Crossing to the other bank, her husband, George, is presented as a ridiculous foo-dog, a guardian lion. His features are foolish, his crown is puny and he plays with a cub or puppy, as would the female in a pair outside a prominent establishment. Does the work represent oppression by the monarchy? Probably it does, though carved by a cynic. Absurdity is a great camouflage.
Two quintets of caricatures of English and local folk seem to be petrified in tableaux vivants.
The dog is round-eared; probably, it is a French bulldog signifying a connection
between the thespian in the ruff and the republicans
The sadness and helplessness of the stone carver is revealed in the buried mother and child.
Two floundering fish gasp for life on the ground above.
Contempt for the colony’s Lieutenant Governor, George Arthur, pervades the pair of carvings of
an anthropomorphic lion seated on an obscene throne and
a death’s head with a forked tail and horn.

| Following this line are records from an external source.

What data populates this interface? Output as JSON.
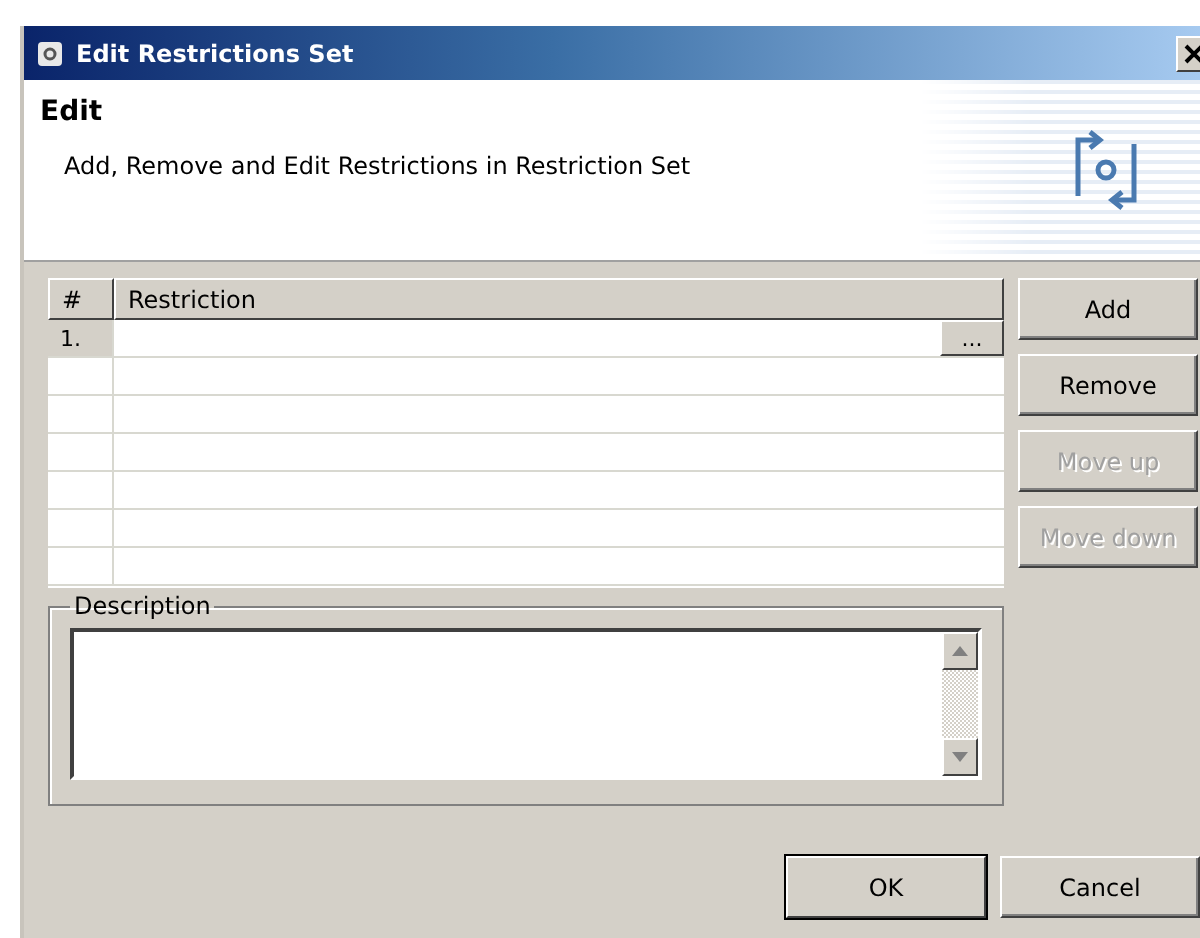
{
  "window": {
    "title": "Edit Restrictions Set"
  },
  "header": {
    "title": "Edit",
    "subtitle": "Add, Remove and Edit Restrictions in Restriction Set"
  },
  "table": {
    "columns": [
      "#",
      "Restriction"
    ],
    "rows": [
      {
        "number": "1.",
        "selected": true,
        "edit_button": "..."
      }
    ]
  },
  "side_buttons": [
    {
      "label": "Add",
      "disabled": false
    },
    {
      "label": "Remove",
      "disabled": false
    },
    {
      "label": "Move up",
      "disabled": true
    },
    {
      "label": "Move down",
      "disabled": true
    }
  ],
  "description": {
    "label": "Description"
  },
  "buttons": [
    {
      "label": "OK",
      "default": true
    },
    {
      "label": "Cancel",
      "default": false
    }
  ]
}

With cutting irony, the lion’s crown is ornamented with a cat o’ nine tails and shackles.
Perhaps these funny little figures are characters in Lancashire and Yorkshire folk tales:
an ithyphallic hare appears to be running; two cats, one climbing, one dying, could be Dildrum and Doldrum;
a green man watching a bull present his erect phallus to a cow or calf which seems to be in a tree;
a little man striding along may be Johny Green.
Bearing the weight of its half arch, is a cat o’ nine tails. Next to it is an exposed spine,
a diary entry to be secreted away, out of sight, out of mind.
The bridge is an example of narrative architecture; there is no other like it in the world.
Usually, decorated architecture telling an important story, such as a triumphal arch,
faces a thoroughfare for the erudition of the illiterate people.
These face a waterway which has never been used as a public way. Why spend so much energy?
The convicts’ ghosts might say: “to exorcise our demons;
to make sure the stones’ meanings were obfuscated by distance as well as irony.
To tell the truth”.
The irony is that we do not know which stonemason carved which stone.
Between June 1835 and July 1836, Daniel Herbert and James Colbeck were the convict overseers of the Ross Bridge road party. Colbeck was of a Methodist family from the West Riding, Yorkshire; he was illiterate when he arrived but experienced in his trade. Herbert was literate, from Manchester, but had been incarcerated twice for burglary since he was seventeen. He would have gained experience working at Woolwich docks when he was held in a hulk for four years but not transported though that had been the sentence. He was released in 1826 and immediately committed four acts of highway robbery for which he was sentenced to death. Transportation was a commutation of the capital punishment they both had received. It is not known where they learned about the symbols that they carved into their work; perhaps they had been exposed to the mysteries of the craft of Freemasonry. Why else would Herbert have carved a mason’s square into his beard?
Colbeck returned to Dewsbury, his hometown in Yorkshire. His wife was alive but on her death he married the widow of a stonemason and died in 1852 of typhus, cabin fever, a bitter irony after he had survived dungeon, hulk and transport ship.
Herbert remained in Ross, an unacknowledged stone carver. He died insolvent, of ‘bronchitis’ … it was likely to have been silicosis from the dust given up the stones that ought to have brought him notoriety and admiration.
He is buried in the old Ross cemetery, in the idiosyncratic table grave he made for his baby son, Ernest.